Fany Febriana Usai Emas SEA Games, Bidik Olimpiade: Momen Bersejarah!

Kilas Rakyat

8 Januari 2026

3
Min Read

Gema “Indonesia Raya” kembali membahana di panggung SEA Games Thailand 2025. Kali ini, lagu kebangsaan berkumandang berkat aksi heroik seorang srikandi penembak Tanah Air. Fany Febriana Wulandari, seorang prajurit TNI AD, berhasil mengharumkan nama bangsa dengan meraih medali emas di nomor women’s trap individual cabang olahraga menembak.

Kemenangan ini bukan hanya sekadar prestasi, tetapi juga menjadi bukti nyata semangat juang dan dedikasi tinggi Fany. Di tengah ketatnya persaingan, ia mampu menunjukkan ketangguhan mental dan kemampuan menembak yang luar biasa. Medali emas ini menjadi momen membanggakan bagi Indonesia, TNI AD, dan tentu saja bagi Fany sendiri.

Fany Febriana Wulandari: Sang Penembak Emas dari TNI AD

Fany Febriana Wulandari, prajurit TNI AD yang bertugas di Puspomad (Pusat Polisi Militer Angkatan Darat), berhasil mencatatkan namanya dalam sejarah SEA Games Thailand 2025. Ia keluar sebagai juara pertama di nomor women’s trap individual cabang olahraga menembak.

Perjuangan Fany di arena menembak berlangsung selama dua hari. Ia menunjukkan konsistensi dan kemampuan yang luar biasa. Atlet berusia 26 tahun asal Ketapang, Kalimantan Barat, ini berhasil mengalahkan wakil dari negara-negara lain dengan torehan skor yang mengesankan.

Kemenangan yang Manis: Penebusan Kegagalan dan Target Olimpiade

Kemenangan ini terasa semakin manis karena menjadi penebusan atas kegagalan di SEA Games Vietnam sebelumnya. Pada edisi tersebut, Fany harus puas berada di peringkat keempat tanpa medali. Pengalaman pahit itu justru menjadi motivasi baginya untuk berlatih lebih keras dan membuktikan kemampuannya.

Kini, medali emas yang diraih di Thailand menjadi bukti nyata kerja keras dan semangat pantang menyerah Fany.
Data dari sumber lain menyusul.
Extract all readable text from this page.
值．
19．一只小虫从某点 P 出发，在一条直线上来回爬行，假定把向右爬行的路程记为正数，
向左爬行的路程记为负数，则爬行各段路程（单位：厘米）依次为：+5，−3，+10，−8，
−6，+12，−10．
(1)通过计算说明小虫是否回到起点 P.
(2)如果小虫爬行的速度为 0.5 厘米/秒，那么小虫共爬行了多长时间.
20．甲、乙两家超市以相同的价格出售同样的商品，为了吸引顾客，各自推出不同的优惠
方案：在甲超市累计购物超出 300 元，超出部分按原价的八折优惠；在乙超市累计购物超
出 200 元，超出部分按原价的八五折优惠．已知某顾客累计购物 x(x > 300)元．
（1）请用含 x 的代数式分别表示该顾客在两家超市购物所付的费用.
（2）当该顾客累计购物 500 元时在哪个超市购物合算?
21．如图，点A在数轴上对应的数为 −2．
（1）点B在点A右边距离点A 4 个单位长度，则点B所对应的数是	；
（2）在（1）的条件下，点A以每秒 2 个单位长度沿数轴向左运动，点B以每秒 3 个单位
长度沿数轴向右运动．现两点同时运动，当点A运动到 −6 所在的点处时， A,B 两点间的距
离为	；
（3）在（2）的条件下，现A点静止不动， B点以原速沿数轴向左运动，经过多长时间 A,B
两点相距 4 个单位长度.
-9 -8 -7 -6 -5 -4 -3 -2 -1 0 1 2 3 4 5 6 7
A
Kemenangan ini juga membuka peluang bagi Fany untuk bersaing di ajang yang lebih tinggi, bahkan menjadi target menuju seleksi Olimpiade.

Pertandingan yang Penuh Tantangan

Nomor women’s trap dikenal sebagai ujian berat bagi fisik dan mental atlet. Fany sempat menghadapi kendala teknis pada ronde terakhir, namun ia mampu mengatasi tekanan tersebut berkat ketenangan sebagai seorang prajurit.

Fokus dan ketenangan Fany membuahkan hasil manis. Ia berhasil memastikan tiket ke final dan mengunci posisi teratas dengan torehan 38 poin. Ia mengungguli wakil tuan rumah, Chattaya Kitcharcen, yang meraih medali perak dengan 31 poin.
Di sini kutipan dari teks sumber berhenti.